Thomas and the Center hope to eliminate "racial and ethnic disparities in health" through a process Thomas labels "cultural tailoring" -- linking physical activity with a historical or cultural event. Now, together with some key members of the local Adventure Cycling Association, the Center plans to join bicycling and the Underground Railroad: the route used by many slaves during the Civil War era to escape from the South to the North

 

The Underground Railroad Bicycle Route will be completed within three years if all goes as planned. Other cycling trails tied to history, such as the Lewis and Clark Bicycle Route and the Tidewater Potomac Heritage Bicycle Route, have been well received by cyclists. Rachel Gooen, development coordinator for the cycling club, says her organization has attracted few African-American members because cycling is "notoriously an activity that isn't necessarily cross-cultural"; association with the Underground Railroad could help broaden their membership too, she allows.

 

Thomas blames the lack of African-American participation on both expense and the time commitment needed for the often week-long cycling tours. He also blames past racism, pointing to Marshall W. "Major" Taylor, an African American who held seven world cycling records in 1898, at age 20, but whom the League of American Wheelmen voted to ban from racing thereafter.
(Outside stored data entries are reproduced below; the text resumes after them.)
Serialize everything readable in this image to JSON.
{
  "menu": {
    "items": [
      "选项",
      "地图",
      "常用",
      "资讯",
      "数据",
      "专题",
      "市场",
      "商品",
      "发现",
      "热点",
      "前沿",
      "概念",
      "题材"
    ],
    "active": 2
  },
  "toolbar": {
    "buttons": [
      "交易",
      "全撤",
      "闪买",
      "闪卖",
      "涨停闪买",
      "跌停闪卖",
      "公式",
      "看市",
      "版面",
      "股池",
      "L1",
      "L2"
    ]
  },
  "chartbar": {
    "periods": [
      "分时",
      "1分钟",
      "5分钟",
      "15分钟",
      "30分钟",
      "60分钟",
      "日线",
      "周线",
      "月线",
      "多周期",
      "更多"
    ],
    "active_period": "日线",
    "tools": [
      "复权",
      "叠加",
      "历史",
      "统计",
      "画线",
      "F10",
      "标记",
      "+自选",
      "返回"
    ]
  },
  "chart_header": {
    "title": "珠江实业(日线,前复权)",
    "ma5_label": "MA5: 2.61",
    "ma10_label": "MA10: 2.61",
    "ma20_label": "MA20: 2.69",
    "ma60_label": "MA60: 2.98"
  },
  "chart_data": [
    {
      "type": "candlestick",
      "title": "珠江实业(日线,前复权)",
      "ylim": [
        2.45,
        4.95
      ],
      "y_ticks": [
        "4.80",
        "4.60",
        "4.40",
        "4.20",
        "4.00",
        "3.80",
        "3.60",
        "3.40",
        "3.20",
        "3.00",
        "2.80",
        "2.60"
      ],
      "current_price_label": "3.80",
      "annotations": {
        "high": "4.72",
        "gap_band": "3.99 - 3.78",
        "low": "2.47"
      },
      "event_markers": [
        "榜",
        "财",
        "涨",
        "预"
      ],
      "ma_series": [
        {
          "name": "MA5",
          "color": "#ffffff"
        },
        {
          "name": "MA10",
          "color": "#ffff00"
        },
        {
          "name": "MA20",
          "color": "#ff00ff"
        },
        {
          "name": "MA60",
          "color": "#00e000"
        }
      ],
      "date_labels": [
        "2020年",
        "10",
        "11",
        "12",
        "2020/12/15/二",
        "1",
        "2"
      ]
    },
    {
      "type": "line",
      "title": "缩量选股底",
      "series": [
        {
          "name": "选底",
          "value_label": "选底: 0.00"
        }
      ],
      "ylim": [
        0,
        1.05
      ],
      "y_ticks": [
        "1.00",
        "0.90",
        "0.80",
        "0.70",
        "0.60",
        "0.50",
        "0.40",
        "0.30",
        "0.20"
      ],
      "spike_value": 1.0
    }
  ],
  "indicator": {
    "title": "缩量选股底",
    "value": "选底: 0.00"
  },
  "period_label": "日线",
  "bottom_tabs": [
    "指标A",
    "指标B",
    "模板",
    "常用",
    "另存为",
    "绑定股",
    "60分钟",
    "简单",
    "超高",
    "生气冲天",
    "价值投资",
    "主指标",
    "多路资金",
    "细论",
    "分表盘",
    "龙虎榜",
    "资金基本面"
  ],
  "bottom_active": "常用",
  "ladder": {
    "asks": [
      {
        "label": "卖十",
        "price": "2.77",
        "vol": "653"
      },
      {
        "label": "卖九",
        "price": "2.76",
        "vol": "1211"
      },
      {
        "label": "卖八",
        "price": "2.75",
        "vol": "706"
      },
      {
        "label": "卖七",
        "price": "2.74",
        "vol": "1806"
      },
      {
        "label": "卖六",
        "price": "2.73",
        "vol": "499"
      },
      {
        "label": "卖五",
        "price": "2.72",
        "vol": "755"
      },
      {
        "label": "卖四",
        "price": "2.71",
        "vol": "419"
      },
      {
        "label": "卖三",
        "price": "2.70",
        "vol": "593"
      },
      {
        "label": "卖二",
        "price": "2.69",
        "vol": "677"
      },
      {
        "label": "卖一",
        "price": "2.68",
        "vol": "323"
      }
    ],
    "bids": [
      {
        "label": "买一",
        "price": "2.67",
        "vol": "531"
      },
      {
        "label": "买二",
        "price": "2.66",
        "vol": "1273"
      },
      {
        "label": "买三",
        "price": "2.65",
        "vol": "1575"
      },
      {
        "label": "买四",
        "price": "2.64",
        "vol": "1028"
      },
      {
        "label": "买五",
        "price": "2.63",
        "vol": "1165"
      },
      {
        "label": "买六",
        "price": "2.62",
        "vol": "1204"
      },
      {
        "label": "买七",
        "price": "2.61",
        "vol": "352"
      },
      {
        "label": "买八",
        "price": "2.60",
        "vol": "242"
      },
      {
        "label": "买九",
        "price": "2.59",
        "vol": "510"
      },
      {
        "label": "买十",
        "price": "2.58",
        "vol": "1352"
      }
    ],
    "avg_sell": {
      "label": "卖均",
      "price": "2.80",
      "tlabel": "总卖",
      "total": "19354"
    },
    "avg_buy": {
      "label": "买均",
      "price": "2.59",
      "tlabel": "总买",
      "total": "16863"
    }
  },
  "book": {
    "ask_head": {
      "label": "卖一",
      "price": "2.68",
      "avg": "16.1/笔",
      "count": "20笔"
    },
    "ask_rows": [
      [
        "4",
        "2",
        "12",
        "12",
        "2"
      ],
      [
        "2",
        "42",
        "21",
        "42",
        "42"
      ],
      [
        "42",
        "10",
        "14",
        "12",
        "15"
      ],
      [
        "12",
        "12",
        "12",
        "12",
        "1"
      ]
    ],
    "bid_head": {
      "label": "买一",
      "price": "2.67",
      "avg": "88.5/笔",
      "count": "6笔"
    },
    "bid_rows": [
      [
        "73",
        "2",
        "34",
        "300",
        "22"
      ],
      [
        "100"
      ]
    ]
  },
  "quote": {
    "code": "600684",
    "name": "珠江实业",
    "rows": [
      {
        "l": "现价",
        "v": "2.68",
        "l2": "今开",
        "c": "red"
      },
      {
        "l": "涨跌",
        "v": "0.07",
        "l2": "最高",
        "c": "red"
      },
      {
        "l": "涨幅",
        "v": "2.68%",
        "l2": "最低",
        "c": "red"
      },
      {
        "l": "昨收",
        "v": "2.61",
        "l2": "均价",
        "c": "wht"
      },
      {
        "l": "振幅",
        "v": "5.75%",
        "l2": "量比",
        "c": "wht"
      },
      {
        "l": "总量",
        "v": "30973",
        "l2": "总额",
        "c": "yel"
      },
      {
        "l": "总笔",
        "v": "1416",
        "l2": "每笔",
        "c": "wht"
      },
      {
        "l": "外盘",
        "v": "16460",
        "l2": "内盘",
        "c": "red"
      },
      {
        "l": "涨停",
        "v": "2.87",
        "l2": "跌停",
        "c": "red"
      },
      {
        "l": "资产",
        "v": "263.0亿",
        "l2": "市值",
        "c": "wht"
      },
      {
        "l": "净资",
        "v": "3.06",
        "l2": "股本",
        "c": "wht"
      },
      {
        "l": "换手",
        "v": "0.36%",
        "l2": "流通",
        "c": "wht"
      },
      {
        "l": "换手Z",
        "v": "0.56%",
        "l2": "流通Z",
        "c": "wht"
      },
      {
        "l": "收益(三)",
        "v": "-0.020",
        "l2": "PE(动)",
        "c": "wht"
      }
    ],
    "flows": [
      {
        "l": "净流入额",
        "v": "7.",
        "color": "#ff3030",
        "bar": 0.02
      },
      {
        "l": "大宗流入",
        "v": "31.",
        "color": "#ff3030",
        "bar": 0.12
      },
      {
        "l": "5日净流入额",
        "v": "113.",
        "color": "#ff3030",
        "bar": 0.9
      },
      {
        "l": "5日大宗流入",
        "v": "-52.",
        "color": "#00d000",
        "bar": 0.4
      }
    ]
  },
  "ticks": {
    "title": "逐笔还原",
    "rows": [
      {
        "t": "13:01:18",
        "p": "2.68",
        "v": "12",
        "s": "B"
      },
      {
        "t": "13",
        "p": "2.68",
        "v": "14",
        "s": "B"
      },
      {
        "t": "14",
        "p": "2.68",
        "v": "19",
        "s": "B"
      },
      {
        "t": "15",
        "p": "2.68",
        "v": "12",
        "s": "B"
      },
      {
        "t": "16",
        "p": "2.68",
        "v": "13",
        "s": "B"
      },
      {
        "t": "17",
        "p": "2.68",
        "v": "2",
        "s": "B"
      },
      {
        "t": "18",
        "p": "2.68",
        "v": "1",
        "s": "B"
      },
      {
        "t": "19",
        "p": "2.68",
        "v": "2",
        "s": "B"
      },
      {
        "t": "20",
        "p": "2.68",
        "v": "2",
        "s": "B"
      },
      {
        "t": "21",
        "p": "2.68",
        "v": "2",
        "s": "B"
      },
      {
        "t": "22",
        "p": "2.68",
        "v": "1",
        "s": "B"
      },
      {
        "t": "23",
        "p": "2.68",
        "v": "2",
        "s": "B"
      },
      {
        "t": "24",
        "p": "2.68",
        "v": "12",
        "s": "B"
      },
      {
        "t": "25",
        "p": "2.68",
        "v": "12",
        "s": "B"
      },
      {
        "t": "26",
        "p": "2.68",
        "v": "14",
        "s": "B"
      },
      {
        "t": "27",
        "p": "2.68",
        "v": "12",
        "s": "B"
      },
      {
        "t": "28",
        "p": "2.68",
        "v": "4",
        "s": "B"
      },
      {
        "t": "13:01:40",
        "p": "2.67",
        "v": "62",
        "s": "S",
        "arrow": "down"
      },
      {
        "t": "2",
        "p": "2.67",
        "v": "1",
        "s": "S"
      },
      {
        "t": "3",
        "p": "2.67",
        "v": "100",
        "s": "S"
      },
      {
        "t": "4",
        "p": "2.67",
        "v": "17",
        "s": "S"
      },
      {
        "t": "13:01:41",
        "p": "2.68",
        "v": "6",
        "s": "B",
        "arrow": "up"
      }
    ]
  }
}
It took more than 100 years for the organization to issue a formal apology.

 

Taylor's story may indeed inspire more black cyclists, but "we need to engage them now in the name of health and wellness," Thomas says. "Part of the value of riding the Underground Railroad trail is not just the physical benefit but also the spiritual and mental benefits of knowing that while we have come a long way in this country in the fight against racism and discrimination, we still have a long way to go."